When a new object is created and bound to a variable what is bound is not the
object itself but a reference to the location of that object in memory. For
example:

const obj = {}

obj would store a memory location instead of the object itself. The result of
this is that when we reference the bound variable we are no longer referencing
the value of the object but instead we reference whatever is stored at that
location in memory. This is done for performance optimization reasons that is
outside the scope of this article.

Solving our problem

Lets unwind what we have learned. Assigning objects to variables gives us a
memory location instead of the value of the object. React then uses the
reference to that memory location to determine if two objects are different and
only re-renders when the two objects are stored in different places in memory.
So if we take another look at our code through the lense of what is bound to our
variables. Our bug begins to make more sense. For simplicity we will represent
objects memory location with strings.

const initialData = 'memoryLocation1';

const useCustomData() {
  const [data, setData] = React.useState('memoryLocation1');
  React.useEffect(() => {
    fetch('/path/to/api')
      .then(res => res.json())
      .then(data => data.reduce(transformFn, 'memoryLocation1'))
      .then(setData);
  }, [])
  return data;
}

with this psuedocode we can see that what we are initializing both useState
and our reduce fn accumulator to the object stored at memoryLocation1. Meaning
that when we call setData we are setting it with the same object reference.
Which kicks off the following conversation:

Us: "Hey React can you update our state?"

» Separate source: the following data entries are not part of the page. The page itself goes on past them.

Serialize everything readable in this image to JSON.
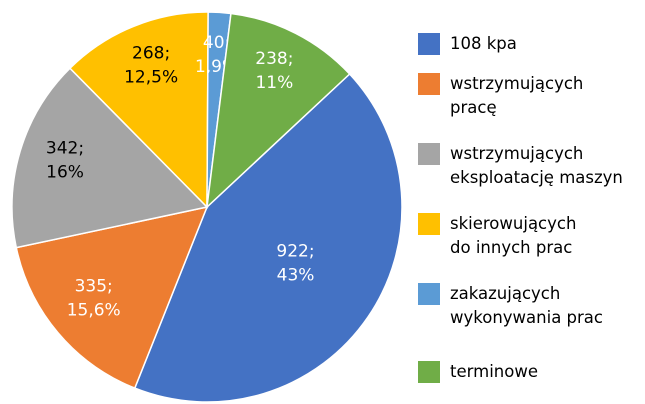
{
  "chart_data": {
    "type": "pie",
    "categories": [
      "108 kpa",
      "wstrzymujących\npracę",
      "wstrzymujących\neksploatację maszyn",
      "skierowujących\ndo innych prac",
      "zakazujących\nwykonywania prac",
      "terminowe"
    ],
    "values": [
      922,
      335,
      342,
      268,
      40,
      238
    ],
    "value_labels": [
      "922;",
      "335;",
      "342;",
      "268;",
      "40;",
      "238;"
    ],
    "percent_labels": [
      "43%",
      "15,6%",
      "16%",
      "12,5%",
      "1,9%",
      "11%"
    ],
    "colors": [
      "#4472c4",
      "#ed7d31",
      "#a5a5a5",
      "#ffc000",
      "#5b9bd5",
      "#70ad47"
    ],
    "label_colors": [
      "#ffffff",
      "#ffffff",
      "#000000",
      "#000000",
      "#ffffff",
      "#ffffff"
    ],
    "start_angle": 47,
    "legend": "right"
  }
}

React: "Sure. What do you want me to update it with?"

Us: "Please update it with the object stored at memoryLocation1"

React: "No problem! Looks like I've already got that set in state nothing to
do here!"

Us: "No wait! React! There is definitely stuff to do because we updated the
properties of the object! 😡"

So how do we solve this problem? Luckily the solution is fairly simple. We just
have to initialize our reducer function with a totally new object so that the
memory location doesn't match what is already stored in state. One way we could
do this would look like this:

function createInitialObject() {
  return {
    foo: {
      list1: [],
      list2: [],
    },
    bar: {
      list1: [],
      list2: [],
    },
  };
}

const useCustomData() {
  const [data, setData] = React.useState(createInitialObject());
  React.useEffect(() => {
    fetch('/path/to/api')
      .then(res => res.json())
      .then(data => data.reduce(transformFn, createInitialObject()))
      .then(setData);
  }, [])
  return data;
}

This will ensure that we are creating a totally new object each time we invoke
our createInitialObject function.

Conclusion

When working with state in react be mindful of how data is stored in memory and
how react determines that something has changed. In most cases objects are the
primary sticking point. So if you want re-renders to be triggered make sure you
are setting state with entirely new objects!

Top comments (6)

Alex Khismatulin • May 16 '20

Great example!
But I guess it could be solved on the transformFn level. You didn’t show the implementation but I guess you mutate an object inside instead of returning a new one. For example, instead of
const transformFn = (memo, item) => { memo[item.key] = item.value; return memo; }
It should be
const transformFn = (memo, item) => ({ ...memo, [item.key]: item.value })

But it might lead to memory problems if you have a really long list(that I don’t think the case)

Tyler Haas • May 29 '20

correct. If at any time you return a new object it will prevent this problem.

Lambdaphile • Aug 10 '22

Wait though, doesn't reduce return a new object in the second then()?

Lambdaphile • Apr 5 '22

Thanks for writing this article! I just ran into this bug and could not figure what's wrong, especially because this does not happen while working with class based components.